There have been three "major" corrections in ATHM since the IPO in Jul '97.
The first was a fall from a peak of 30 to a bottom of 18 1/4 from the period 10/6/97-11/25/97. 32 trading days long and a bottom 60% of the peak. The bottom was a classic panic selloff of 15% loss in a single day followed roughly 2 weeks later by a retest of the low.

The second major selloff was from a peak of 55 to a bottom of 28 1/2 during the period 7/1/98-8/31/98. I measure 44 trading days and a bottom (end of day) 52% of the peak. This bottom was even more a classic panic selloff. A single day selloff of 25% marked the end. The stock then hit 23 1/2 intraday on 9/1/98 and ended the day at 33 1/2, a massive reversal.

Our current selloff is in its 43rd day. It has fallen from a peak of 198 to our current 86, 43% of the peak. Our loss friday was a mere 7.4%, not quite panic proportions. As was pointed out, there is a chance that friday was a retest of the low the previous friday where the selloff was 10%. I don't believe it. I see a nasty fall to 75 (38% of peak) before this whole thing is over. I'm left "hoping" I'm wrong. Hope is a bad thing to base your choices on.
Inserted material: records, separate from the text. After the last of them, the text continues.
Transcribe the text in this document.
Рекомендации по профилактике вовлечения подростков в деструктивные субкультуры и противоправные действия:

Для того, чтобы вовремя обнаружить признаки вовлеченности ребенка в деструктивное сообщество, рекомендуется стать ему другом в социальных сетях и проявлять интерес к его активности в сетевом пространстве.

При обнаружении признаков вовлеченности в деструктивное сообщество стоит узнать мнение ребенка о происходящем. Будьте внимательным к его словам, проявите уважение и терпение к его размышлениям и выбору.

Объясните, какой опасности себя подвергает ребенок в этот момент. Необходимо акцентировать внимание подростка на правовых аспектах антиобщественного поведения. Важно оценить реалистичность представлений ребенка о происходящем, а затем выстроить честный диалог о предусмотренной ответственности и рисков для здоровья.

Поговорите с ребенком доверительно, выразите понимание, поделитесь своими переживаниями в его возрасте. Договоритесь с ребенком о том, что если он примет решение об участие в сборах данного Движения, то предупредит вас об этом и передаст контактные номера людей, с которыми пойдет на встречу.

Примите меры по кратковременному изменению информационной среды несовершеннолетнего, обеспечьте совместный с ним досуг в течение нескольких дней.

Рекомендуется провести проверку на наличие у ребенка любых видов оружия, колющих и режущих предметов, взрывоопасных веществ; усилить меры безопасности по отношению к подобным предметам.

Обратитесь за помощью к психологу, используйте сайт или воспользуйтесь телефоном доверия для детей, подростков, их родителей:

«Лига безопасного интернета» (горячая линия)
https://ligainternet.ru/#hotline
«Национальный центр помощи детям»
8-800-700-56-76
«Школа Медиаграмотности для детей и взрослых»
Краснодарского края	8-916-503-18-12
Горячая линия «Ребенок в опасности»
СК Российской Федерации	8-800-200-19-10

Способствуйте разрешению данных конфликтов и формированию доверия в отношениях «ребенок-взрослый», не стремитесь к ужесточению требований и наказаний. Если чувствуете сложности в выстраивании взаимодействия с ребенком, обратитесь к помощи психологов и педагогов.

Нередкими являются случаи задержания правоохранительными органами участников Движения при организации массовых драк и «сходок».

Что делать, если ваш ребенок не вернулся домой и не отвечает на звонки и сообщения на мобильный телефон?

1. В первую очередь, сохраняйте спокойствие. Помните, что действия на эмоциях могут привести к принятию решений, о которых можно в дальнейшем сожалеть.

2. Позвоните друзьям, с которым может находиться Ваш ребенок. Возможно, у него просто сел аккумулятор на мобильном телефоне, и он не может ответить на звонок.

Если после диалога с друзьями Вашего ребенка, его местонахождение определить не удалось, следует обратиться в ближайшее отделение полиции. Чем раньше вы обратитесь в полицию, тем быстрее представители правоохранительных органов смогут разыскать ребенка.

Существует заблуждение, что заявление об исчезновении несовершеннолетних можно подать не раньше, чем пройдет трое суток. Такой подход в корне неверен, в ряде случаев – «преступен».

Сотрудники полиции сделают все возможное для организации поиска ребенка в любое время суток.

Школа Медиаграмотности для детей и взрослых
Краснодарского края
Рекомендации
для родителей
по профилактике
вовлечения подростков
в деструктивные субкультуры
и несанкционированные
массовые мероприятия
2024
This has already been the most severe selloff ATHM has ever seen in its lifetime. It is worse than what happened in the major market "crash" last fall. I guess this time because there was no solid reason for all the fear and we had survived it before people were more confident, which extended the fall.

You are correct that not all selloffs end in a panic bottom. Another typical pattern is to enter into a long slow basebuilding process. 3 months is common. In my memory that seems to happen when there has been a fundamental change at the company, such as an earnings warning or a problem with the industry and the drop in price is a major gap down or a rapid 1-3 day selloff.

So it ends in Fire or in Ice. You've seen much more than I, how else can it end?